La Russia mirava a mantenere, sia dalla disgregazione dell'URSS, un deciso controllo dello spazio post sovietico come testimoniano le numerose organizzazioni regionali promosse, come la Comunità degli stati indipendenti (CSI) e la Comunità Economica Euroasiatica (CEE).117

Tuttavia, non riuscì a svilupparle come avrebbe voluto a causa della riluttanza degli attori coinvolti a cedere parte della loro sovranità, oltre che del diverso livello di sviluppo degli stati della regione. L'enorme vantaggio della Russia rispetto all'Unione Europea consisteva nel fatto che essa aveva un consistente soft power per far valere i propri interessi. In che modo? Attraverso una concentrazione strategica di investimenti in settori vitali per i paesi in questione, ovvero le infrastrutture per il trasporto del gas.

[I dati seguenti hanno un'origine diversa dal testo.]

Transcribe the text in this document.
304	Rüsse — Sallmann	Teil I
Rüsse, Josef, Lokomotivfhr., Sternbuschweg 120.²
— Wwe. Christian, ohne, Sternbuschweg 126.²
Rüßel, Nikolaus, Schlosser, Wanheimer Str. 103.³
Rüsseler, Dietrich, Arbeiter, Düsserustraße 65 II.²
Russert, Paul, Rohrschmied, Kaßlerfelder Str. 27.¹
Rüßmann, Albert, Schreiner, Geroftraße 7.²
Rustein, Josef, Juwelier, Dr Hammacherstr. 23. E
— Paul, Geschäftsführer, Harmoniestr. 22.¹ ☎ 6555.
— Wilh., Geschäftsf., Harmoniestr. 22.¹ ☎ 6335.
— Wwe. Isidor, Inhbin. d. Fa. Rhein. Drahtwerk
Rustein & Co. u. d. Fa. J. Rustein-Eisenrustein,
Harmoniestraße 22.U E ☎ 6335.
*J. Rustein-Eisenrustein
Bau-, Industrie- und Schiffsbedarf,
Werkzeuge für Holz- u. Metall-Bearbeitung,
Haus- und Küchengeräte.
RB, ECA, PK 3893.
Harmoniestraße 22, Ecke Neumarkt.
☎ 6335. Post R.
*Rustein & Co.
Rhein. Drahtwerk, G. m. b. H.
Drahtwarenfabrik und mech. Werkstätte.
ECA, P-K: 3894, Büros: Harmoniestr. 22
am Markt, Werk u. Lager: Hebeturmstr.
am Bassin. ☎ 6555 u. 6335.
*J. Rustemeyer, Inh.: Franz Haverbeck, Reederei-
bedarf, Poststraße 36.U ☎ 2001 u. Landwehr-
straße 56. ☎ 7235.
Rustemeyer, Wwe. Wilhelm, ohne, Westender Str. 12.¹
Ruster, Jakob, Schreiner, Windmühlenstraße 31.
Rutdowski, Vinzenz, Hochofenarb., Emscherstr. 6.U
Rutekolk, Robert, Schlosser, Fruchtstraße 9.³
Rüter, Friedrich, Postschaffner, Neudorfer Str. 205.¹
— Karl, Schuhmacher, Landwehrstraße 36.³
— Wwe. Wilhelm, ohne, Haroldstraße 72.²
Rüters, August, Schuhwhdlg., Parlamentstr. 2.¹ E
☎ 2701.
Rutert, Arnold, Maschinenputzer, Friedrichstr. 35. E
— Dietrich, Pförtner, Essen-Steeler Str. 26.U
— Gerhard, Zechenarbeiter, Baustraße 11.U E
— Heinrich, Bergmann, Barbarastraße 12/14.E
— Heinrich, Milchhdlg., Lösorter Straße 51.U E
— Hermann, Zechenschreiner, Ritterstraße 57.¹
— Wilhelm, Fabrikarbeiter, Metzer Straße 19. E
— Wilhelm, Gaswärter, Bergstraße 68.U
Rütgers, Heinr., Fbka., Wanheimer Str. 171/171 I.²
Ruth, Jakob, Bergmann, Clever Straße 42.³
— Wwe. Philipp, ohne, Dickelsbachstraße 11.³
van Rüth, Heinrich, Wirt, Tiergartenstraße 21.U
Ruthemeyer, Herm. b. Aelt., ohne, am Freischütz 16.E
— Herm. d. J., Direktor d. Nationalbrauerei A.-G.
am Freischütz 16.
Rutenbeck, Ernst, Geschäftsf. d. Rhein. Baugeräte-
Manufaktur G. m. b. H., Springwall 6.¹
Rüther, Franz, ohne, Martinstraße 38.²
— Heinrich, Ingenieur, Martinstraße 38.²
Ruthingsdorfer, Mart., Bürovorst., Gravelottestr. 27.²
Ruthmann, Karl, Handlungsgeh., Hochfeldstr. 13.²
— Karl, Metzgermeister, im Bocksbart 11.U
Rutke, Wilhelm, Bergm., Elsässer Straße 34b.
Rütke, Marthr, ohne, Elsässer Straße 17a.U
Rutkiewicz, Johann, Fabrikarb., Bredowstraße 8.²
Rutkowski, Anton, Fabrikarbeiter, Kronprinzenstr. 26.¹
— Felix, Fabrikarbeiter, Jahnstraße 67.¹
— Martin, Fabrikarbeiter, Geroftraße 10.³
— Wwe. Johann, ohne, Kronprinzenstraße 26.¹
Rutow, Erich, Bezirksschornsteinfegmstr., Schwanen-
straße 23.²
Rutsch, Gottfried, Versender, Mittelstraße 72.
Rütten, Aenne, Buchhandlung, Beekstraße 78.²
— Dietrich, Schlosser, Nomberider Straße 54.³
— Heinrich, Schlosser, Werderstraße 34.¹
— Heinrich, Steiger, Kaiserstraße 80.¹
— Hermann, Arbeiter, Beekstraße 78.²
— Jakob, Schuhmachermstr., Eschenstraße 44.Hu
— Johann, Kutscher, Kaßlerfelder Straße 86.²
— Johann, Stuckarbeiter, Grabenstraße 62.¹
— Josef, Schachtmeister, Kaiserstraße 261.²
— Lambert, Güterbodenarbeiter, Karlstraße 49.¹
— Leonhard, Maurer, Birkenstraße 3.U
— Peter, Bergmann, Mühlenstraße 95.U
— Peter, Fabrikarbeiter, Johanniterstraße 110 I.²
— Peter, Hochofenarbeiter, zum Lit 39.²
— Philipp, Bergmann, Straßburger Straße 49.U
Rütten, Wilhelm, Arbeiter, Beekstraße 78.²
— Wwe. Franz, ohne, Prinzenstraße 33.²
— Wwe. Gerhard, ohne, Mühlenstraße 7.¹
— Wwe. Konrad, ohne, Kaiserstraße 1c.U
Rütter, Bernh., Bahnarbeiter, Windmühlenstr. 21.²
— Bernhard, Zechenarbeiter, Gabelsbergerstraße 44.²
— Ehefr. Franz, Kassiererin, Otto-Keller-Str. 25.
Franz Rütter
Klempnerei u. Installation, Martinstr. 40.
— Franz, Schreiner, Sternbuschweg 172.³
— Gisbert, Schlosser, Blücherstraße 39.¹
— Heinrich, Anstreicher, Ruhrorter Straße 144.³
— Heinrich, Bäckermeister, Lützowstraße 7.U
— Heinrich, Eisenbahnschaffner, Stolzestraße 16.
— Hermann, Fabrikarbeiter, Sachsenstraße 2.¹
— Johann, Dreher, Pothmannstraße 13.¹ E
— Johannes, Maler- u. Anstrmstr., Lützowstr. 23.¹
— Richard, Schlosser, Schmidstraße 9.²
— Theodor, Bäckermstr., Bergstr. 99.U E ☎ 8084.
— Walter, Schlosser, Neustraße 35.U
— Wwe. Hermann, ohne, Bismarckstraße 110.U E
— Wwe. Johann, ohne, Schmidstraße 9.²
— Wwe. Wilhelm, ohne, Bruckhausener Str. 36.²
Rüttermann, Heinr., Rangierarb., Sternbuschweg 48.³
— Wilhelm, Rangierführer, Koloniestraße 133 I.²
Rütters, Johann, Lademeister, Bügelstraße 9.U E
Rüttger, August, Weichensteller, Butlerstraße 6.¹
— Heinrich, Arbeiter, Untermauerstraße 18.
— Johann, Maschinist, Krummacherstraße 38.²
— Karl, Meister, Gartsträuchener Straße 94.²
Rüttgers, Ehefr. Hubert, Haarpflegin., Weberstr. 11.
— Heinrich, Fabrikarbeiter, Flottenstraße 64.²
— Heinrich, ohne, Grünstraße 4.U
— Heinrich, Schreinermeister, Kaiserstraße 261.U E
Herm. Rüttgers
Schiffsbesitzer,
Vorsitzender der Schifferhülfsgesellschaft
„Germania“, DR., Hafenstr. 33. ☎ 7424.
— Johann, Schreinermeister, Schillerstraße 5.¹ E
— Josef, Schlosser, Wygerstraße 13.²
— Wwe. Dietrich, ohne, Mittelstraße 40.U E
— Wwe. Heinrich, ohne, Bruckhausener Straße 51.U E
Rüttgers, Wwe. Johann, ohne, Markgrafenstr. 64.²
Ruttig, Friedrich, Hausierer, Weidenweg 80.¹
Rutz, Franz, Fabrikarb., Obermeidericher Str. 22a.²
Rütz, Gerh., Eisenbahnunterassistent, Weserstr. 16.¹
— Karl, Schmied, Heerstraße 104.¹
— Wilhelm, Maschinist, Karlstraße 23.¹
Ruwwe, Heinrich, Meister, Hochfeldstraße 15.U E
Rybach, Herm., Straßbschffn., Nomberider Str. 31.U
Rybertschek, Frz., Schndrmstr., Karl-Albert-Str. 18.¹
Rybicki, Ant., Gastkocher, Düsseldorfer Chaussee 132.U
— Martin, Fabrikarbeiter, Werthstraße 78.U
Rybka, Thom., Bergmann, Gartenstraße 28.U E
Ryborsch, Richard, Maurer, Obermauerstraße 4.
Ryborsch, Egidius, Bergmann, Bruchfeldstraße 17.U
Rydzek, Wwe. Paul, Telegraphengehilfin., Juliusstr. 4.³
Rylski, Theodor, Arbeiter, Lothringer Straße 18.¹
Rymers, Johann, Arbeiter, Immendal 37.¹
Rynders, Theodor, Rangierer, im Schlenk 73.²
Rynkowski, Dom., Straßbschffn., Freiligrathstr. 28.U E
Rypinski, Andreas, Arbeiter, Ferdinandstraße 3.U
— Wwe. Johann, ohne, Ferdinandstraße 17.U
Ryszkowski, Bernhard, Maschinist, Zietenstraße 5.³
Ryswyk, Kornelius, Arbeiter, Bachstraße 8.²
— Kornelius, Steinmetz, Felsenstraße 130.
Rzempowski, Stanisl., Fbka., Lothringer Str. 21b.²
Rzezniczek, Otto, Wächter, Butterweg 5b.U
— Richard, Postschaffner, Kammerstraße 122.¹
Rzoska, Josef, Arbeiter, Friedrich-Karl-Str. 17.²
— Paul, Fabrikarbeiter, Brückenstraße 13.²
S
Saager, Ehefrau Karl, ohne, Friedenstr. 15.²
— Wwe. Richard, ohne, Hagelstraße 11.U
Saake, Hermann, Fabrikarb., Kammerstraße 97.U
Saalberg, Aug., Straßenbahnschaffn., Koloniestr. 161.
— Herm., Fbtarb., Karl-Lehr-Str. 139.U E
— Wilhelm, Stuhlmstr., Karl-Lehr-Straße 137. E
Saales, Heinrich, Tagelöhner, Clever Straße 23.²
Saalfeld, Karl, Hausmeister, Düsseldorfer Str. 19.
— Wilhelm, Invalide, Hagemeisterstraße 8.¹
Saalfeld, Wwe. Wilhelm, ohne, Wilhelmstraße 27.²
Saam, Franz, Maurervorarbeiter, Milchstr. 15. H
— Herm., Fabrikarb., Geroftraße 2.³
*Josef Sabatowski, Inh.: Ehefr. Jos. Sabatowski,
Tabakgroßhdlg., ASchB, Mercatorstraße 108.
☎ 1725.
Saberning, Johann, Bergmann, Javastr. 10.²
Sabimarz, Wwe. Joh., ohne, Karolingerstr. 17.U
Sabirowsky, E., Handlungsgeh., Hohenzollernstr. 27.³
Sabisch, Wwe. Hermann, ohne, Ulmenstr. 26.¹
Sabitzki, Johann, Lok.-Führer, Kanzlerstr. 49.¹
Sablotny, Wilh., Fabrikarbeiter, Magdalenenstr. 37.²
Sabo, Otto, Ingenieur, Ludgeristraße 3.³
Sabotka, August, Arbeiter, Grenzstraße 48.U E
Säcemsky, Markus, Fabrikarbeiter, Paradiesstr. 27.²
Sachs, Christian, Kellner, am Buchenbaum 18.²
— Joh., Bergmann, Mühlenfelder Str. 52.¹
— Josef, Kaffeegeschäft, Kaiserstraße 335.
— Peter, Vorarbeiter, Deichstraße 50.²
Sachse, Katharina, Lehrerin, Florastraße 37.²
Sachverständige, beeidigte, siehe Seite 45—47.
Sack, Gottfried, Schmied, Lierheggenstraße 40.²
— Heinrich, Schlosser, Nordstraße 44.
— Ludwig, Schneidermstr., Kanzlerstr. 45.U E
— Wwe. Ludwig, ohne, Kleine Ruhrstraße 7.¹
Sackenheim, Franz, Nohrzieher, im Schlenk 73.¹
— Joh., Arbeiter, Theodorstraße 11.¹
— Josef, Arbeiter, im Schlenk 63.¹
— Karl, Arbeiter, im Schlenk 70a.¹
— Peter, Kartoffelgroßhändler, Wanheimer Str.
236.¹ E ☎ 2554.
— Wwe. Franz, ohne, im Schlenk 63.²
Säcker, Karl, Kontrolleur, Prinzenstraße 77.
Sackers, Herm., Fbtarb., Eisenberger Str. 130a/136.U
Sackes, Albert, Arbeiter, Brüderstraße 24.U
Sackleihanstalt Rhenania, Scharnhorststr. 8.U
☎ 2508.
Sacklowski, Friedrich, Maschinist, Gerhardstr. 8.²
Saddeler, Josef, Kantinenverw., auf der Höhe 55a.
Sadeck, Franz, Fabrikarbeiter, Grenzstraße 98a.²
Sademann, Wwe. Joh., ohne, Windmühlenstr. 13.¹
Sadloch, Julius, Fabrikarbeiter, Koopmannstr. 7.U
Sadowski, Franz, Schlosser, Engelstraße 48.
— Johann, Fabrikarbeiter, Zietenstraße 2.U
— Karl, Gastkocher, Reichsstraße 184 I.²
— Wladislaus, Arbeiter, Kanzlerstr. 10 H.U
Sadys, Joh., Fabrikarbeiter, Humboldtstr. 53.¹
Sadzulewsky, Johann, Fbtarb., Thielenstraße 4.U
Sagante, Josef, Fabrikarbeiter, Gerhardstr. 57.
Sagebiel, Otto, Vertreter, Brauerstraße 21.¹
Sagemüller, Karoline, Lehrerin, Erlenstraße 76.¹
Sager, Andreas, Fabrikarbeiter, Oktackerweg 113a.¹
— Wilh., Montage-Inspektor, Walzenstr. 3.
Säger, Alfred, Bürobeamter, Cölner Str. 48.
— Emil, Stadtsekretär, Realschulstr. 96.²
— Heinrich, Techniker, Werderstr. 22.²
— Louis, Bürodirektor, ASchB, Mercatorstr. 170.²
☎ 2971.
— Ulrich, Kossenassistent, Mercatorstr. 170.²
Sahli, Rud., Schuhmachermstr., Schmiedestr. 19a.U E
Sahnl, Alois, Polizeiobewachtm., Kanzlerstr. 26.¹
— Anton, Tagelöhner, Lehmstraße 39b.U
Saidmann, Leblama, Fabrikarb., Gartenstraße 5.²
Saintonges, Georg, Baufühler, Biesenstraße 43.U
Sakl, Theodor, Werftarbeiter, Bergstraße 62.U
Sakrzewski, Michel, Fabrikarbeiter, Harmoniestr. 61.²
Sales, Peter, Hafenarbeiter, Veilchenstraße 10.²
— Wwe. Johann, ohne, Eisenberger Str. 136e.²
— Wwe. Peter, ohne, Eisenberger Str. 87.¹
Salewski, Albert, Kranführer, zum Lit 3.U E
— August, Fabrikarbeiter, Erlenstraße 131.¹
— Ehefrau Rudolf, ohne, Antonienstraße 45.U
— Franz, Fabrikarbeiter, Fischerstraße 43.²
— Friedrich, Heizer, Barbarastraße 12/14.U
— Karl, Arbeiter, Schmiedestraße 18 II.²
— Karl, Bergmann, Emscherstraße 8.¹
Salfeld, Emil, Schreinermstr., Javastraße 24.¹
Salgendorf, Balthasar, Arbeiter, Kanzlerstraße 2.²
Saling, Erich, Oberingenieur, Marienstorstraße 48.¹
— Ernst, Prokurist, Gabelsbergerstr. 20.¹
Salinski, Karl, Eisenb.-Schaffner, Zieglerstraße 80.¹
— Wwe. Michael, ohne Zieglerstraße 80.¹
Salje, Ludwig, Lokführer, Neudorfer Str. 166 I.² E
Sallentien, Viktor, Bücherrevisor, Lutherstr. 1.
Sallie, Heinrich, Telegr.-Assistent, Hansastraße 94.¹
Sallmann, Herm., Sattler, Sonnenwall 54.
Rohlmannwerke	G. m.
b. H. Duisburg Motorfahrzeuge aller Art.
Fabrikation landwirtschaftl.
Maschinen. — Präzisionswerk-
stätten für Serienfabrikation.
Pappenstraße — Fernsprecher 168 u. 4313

La Russia infatti era disposta a concedere benefici economici e investimenti senza richiedere in cambio assolutamente nulla, mentre l'Unione Europea subordinava gli aiuti a riforme in campo politico ed economico e questo comportava un impegno non trascurabile per le giovani Repubbliche dell'Europa Orientale e del Caucaso. Oltre al soft power Mosca si mostrava disposta anche ad intervenire militarmente nei territori degli Stati dello spazio in questione, come nel caso del conflitto in Georgia, qualora fossero messi in pericolo i suoi interessi.

Si aggiungeva dunque un hard power, legittimato nell'Ottobre 2009 dal parlamento russo, con la votazione di una legge che concedeva al Cremlino la possibilità di usare la forza nel caso in cui un paese considerato di interesse strategico richiedesse l'assistenza militare sul proprio territorio, oltre alla possibilità di schierare l'esercito qualora fosse considerata in pericolo una minoranza russa fuori dai confini della Federazione.

116 M. Zola, Unione Europea: aperto il corridoio sud, dall'Azerbaijan a Bruxelles, 28 Gennaio 2011, articolo pubblicato su East Journal.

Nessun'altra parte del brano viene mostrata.